As Director of the Smithsonian Photography Initiative, I’m often asked what makes the Smithsonian photography collections interesting and unique. For me, the answer is less about size – although, the Smithsonian does have more than 13 million photographs of all types – than about function. Though there are hundreds of photography collections at the Smithsonian, unlike most other museums where photographs have long since been reassembled into a single collection called “the history of photography,” most photographs at the Smithsonian are still found within the subjects for which they were created. That is, photographs that document culture are found in anthropology collections…
…photographs of man-made structures like bridges and damns are found in an engineering collection in the Division of Work and Industry…
…photographs used to catalogue new species of fish are found in the Division of Fishes…
…and art collections contain photographs intended to be seen as work of art.
Gather photography specialists in a room and ask which is the most important photograph and it is likely you will collect as many different answers as experts: Is it the most beautiful photograph or the oldest or the rarest photograph? Is an image of a bridge, for example, selected because it is the most historically significant image of a bridge or the one that is in the most beautiful picture of a geometric shape in the landscape? Both are valid answers, of course. Context, we can say, is everything.

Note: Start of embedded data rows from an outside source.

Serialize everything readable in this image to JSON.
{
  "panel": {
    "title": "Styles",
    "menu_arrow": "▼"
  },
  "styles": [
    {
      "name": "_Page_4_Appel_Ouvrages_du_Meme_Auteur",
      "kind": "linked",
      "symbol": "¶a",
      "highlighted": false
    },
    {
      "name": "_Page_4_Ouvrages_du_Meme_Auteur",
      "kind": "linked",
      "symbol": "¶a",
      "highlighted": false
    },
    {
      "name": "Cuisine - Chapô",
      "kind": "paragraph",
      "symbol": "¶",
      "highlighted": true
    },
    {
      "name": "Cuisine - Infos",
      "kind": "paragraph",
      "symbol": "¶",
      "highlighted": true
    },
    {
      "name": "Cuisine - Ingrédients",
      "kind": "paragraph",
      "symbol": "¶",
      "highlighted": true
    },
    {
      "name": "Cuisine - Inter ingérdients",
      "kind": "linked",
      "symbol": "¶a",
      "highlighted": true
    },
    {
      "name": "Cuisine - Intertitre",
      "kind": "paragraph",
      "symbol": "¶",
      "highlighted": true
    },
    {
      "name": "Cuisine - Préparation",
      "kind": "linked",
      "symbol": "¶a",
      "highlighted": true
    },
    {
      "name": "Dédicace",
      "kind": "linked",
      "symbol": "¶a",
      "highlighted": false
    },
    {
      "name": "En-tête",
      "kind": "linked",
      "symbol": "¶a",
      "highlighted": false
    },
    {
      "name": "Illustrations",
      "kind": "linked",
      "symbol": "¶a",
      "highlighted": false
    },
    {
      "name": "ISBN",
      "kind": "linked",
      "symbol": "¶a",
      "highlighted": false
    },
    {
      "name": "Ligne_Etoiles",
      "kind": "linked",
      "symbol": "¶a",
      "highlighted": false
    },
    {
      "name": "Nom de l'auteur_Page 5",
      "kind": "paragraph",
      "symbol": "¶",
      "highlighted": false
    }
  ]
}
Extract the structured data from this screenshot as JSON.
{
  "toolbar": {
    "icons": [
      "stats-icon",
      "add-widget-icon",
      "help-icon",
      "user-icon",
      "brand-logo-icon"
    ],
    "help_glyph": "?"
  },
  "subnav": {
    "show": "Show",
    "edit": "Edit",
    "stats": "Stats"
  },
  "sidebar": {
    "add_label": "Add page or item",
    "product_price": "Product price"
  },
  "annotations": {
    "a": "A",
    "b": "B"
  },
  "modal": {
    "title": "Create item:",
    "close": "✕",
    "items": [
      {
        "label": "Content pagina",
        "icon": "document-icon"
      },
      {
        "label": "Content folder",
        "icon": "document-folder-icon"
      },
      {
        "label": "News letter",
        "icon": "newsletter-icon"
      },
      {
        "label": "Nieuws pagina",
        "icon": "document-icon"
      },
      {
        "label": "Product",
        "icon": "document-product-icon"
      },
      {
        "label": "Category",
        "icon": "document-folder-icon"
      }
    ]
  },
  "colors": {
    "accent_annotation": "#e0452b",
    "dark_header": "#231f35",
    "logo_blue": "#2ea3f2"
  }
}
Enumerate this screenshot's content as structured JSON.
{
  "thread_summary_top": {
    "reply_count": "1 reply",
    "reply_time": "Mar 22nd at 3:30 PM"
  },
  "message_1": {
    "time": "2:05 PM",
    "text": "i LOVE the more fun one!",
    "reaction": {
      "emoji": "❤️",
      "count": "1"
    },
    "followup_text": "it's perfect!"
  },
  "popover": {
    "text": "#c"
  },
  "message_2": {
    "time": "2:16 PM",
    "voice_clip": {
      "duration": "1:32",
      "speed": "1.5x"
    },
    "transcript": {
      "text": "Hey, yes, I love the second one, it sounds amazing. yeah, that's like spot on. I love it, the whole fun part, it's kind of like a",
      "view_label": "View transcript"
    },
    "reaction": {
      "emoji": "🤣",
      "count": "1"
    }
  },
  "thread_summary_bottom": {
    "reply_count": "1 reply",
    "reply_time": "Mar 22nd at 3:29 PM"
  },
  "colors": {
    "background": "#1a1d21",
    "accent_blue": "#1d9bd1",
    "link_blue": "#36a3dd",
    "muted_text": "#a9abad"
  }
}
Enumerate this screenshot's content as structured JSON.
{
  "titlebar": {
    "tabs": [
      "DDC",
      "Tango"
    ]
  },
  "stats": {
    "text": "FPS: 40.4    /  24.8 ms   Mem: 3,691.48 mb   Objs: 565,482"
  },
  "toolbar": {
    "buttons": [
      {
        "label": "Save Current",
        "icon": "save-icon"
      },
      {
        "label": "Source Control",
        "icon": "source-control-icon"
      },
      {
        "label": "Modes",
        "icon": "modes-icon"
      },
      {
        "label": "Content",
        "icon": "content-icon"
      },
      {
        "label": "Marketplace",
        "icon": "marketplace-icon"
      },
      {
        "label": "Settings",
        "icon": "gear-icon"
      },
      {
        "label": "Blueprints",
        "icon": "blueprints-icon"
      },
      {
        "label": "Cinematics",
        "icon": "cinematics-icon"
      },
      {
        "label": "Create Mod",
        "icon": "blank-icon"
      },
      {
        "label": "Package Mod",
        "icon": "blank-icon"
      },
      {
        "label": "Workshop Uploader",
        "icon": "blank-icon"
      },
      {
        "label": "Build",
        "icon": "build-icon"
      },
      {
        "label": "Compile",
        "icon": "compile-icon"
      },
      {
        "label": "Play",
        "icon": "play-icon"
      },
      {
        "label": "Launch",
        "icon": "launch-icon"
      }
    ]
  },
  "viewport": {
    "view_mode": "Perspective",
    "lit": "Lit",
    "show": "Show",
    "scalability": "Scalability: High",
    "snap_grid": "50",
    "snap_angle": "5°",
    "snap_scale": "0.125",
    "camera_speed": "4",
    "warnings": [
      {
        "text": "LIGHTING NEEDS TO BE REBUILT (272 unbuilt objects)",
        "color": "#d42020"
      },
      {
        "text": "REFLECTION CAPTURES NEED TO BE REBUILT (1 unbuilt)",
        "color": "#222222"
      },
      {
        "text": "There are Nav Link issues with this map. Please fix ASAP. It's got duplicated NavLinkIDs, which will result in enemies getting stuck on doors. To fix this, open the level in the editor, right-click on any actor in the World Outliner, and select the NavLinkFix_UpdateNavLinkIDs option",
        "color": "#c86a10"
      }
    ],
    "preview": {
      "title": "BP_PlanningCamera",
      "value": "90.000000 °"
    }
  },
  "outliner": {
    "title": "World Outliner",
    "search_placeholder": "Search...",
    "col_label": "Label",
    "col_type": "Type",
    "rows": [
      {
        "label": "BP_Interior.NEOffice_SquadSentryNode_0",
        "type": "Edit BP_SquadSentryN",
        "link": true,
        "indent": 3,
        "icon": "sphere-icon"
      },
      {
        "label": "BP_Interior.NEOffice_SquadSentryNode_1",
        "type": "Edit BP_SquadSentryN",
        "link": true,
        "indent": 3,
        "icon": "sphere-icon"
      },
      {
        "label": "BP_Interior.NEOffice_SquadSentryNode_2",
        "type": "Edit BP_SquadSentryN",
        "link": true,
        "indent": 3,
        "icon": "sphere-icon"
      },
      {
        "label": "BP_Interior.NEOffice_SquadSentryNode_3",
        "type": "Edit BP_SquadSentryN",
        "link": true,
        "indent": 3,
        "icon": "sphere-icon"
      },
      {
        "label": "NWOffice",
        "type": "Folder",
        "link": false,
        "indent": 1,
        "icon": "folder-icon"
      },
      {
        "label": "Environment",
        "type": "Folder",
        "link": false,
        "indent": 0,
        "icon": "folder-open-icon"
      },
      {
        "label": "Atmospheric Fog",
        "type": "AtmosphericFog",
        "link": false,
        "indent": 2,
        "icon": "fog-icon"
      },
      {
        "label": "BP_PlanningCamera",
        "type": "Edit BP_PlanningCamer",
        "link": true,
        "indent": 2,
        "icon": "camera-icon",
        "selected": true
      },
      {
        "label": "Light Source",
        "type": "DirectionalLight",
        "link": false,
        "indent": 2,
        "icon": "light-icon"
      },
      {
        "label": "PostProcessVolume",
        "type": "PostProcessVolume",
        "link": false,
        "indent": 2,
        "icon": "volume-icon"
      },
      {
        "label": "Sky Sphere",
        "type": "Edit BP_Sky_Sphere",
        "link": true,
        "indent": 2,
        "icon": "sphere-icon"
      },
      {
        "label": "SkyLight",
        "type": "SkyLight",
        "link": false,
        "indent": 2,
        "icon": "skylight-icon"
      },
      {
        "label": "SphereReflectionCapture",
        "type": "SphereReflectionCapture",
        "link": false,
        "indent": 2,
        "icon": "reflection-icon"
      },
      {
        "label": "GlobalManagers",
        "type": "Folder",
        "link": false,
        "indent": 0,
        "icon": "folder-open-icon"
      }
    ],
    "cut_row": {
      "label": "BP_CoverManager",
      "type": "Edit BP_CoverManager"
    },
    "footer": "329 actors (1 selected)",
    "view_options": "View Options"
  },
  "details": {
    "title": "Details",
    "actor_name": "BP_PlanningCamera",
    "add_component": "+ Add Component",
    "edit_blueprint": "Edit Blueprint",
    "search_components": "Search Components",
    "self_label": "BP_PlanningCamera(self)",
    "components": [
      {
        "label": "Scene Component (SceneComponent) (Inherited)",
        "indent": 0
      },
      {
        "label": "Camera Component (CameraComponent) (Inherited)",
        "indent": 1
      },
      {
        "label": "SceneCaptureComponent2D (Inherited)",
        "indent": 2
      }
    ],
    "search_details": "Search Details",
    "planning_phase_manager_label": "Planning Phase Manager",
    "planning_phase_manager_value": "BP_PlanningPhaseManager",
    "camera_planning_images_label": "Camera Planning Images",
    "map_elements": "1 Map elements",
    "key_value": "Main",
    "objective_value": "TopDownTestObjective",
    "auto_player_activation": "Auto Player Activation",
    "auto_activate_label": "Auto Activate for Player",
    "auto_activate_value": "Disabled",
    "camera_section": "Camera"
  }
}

Today we have new tools for making, saving, and sharing photographs, and there are places like this blog to talk about how photographs, both historic ones and ones just made, work. In our critical age where photographic truth is not a given, but rather something constructed often according to institutional needs, we’ve got a real opportunity to talk about photography as a whole.
Merry Foresta is the Former Director of the Smithsonian Photography Initiative.